Both then prime minister Inder Gujral and then chief minister Jyoti Basu did well to resolve the long-pending issue of sharing of river waters. Begum Khaleda would do well to remember that the Farakka Agreement of 1996 concluded with her Awami League predecessor gave a far better deal to Bangladesh than the Interim Farakka Accord concluded by her late husband in 1977. Bangladesh was also given 50% tariff concessions on over two thousand tariff lines during the SAPTA negotiations.

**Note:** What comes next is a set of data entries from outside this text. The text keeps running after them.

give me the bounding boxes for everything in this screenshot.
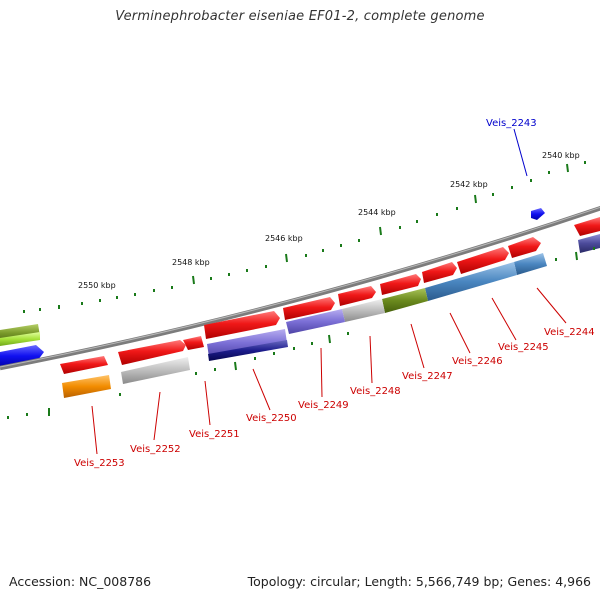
gene-arrow-veis-2252[interactable] (118, 340, 186, 365)
accession-text: Accession: NC_008786 (9, 574, 152, 589)
outer-tick-row (23, 161, 586, 313)
inner-tick-row (7, 247, 595, 419)
gene-arrow-veis-2253[interactable] (60, 356, 108, 374)
gene-cat-2245[interactable] (514, 253, 547, 275)
scale-tick (192, 275, 195, 285)
leader-veis-2253 (91, 405, 98, 455)
forward-genes (60, 217, 600, 374)
scale-label: 2548 kbp (172, 258, 210, 267)
gene-cat-2253[interactable] (62, 375, 111, 398)
scale-tick (474, 194, 477, 204)
scale-tick (566, 163, 569, 173)
gene-arrow-veis-2247[interactable] (422, 262, 457, 283)
scale-tick (234, 361, 237, 371)
gene-cat-2252[interactable] (121, 357, 190, 384)
gene-label-veis-2252[interactable]: Veis_2252 (130, 444, 181, 455)
scale-label: 2540 kbp (542, 151, 580, 160)
scale-tick (379, 226, 382, 236)
scale-tick (328, 334, 331, 344)
gene-arrow-veis-2248[interactable] (380, 274, 421, 295)
gene-cat-2250[interactable] (207, 329, 287, 357)
gene-arrow-veis-2243[interactable] (531, 208, 545, 220)
gene-label-veis-2250[interactable]: Veis_2250 (246, 413, 297, 424)
leader-veis-2250 (252, 368, 271, 411)
gene-label-veis-2245[interactable]: Veis_2245 (498, 342, 549, 353)
gene-labels: Veis_2243 Veis_2244 Veis_2245 Veis_2246 … (74, 118, 595, 469)
leader-veis-2247 (410, 323, 425, 369)
leader-veis-2245 (491, 297, 517, 341)
leader-veis-2249 (320, 347, 323, 398)
gene-cat-2250-dark[interactable] (208, 340, 288, 361)
gene-label-veis-2248[interactable]: Veis_2248 (350, 386, 401, 397)
leader-veis-2251 (204, 380, 211, 426)
gene-label-veis-2244[interactable]: Veis_2244 (544, 327, 595, 338)
leader-lines (91, 287, 567, 455)
gene-label-veis-2247[interactable]: Veis_2247 (402, 371, 453, 382)
gene-arrow-veis-2252-r[interactable] (183, 336, 204, 350)
scale-label: 2542 kbp (450, 180, 488, 189)
scale-tick (285, 253, 288, 263)
gene-label-veis-2253[interactable]: Veis_2253 (74, 458, 125, 469)
gene-label-veis-2246[interactable]: Veis_2246 (452, 356, 503, 367)
map-title: Verminephrobacter eiseniae EF01-2, compl… (115, 9, 485, 24)
scale-tick (575, 251, 578, 261)
gene-label-veis-2251[interactable]: Veis_2251 (189, 429, 240, 440)
genome-backbone-highlight (0, 206, 600, 368)
genome-summary-text: Topology: circular; Length: 5,566,749 bp… (247, 574, 591, 589)
gene-arrow-veis-2246[interactable] (457, 247, 509, 274)
leader-veis-2244 (536, 287, 567, 324)
gene-cat-2247[interactable] (382, 288, 428, 313)
scale-label: 2550 kbp (78, 281, 116, 290)
scale-labels: 2540 kbp 2542 kbp 2544 kbp 2546 kbp 2548… (78, 151, 580, 290)
gene-label-veis-2243[interactable]: Veis_2243 (486, 118, 537, 129)
gene-arc-lime-left[interactable] (0, 332, 40, 346)
gene-arrow-veis-2250[interactable] (283, 297, 335, 320)
scale-label: 2546 kbp (265, 234, 303, 243)
gene-arrow-veis-2251[interactable] (204, 311, 280, 339)
gene-cat-2248[interactable] (342, 299, 385, 322)
gene-arrow-veis-2244[interactable] (574, 217, 600, 236)
gene-arrow-veis-2245[interactable] (508, 237, 541, 258)
gene-label-veis-2249[interactable]: Veis_2249 (298, 400, 349, 411)
gene-cat-2244[interactable] (578, 234, 600, 253)
gene-arrow-blue-left[interactable] (0, 345, 44, 367)
gene-cat-2246[interactable] (425, 262, 517, 301)
category-genes (62, 234, 600, 398)
gene-cat-2249[interactable] (286, 309, 345, 334)
leader-veis-2243 (513, 128, 528, 177)
leader-veis-2248 (369, 335, 373, 384)
scale-label: 2544 kbp (358, 208, 396, 217)
gene-arrow-veis-2249[interactable] (338, 286, 376, 306)
leader-veis-2246 (449, 312, 471, 354)
genome-backbone (0, 205, 600, 371)
leader-veis-2252 (153, 391, 161, 441)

But Indian generosity cannot perpetually be a one-way street. Joining the ISI to destabilize our northeast, refusal to rationally consider Indian proposals to work out arrangements for transit of India's goods to its northeastern states, combined with none too friendly assertions about an interest in separating the northeast from the rest of India, are not the best way to promote good neighborly relations, or obtain further trade concessions.
Bangladesh perhaps presumes that because of the current strains in India's relations with Pakistan, New Delhi will not be in a position to take strong measures to deal with issues like Dhaka's involvement in our northeast. This may be a dangerous presumption. At the same time, New Delhi would be well advised to cool its rhetoric and commence a comprehensive process of negotiations on all outstanding issues with Bangladesh.
We should make it clear that Bangladesh can expect no further unilateral concessions till it mends its ways on issues affecting our security and stability. This has to be coupled with measures that affect day-to-day life in Bangladesh like ending the huge illegal export of cattle (amounting to several hundred million dollars annually) that constitutes the daily diet of beef across the border. The end of illegal exports of cattle across the Indo-Bangladesh will send a clearer signal that India means business, more than all the rhetoric we are currently resorting to.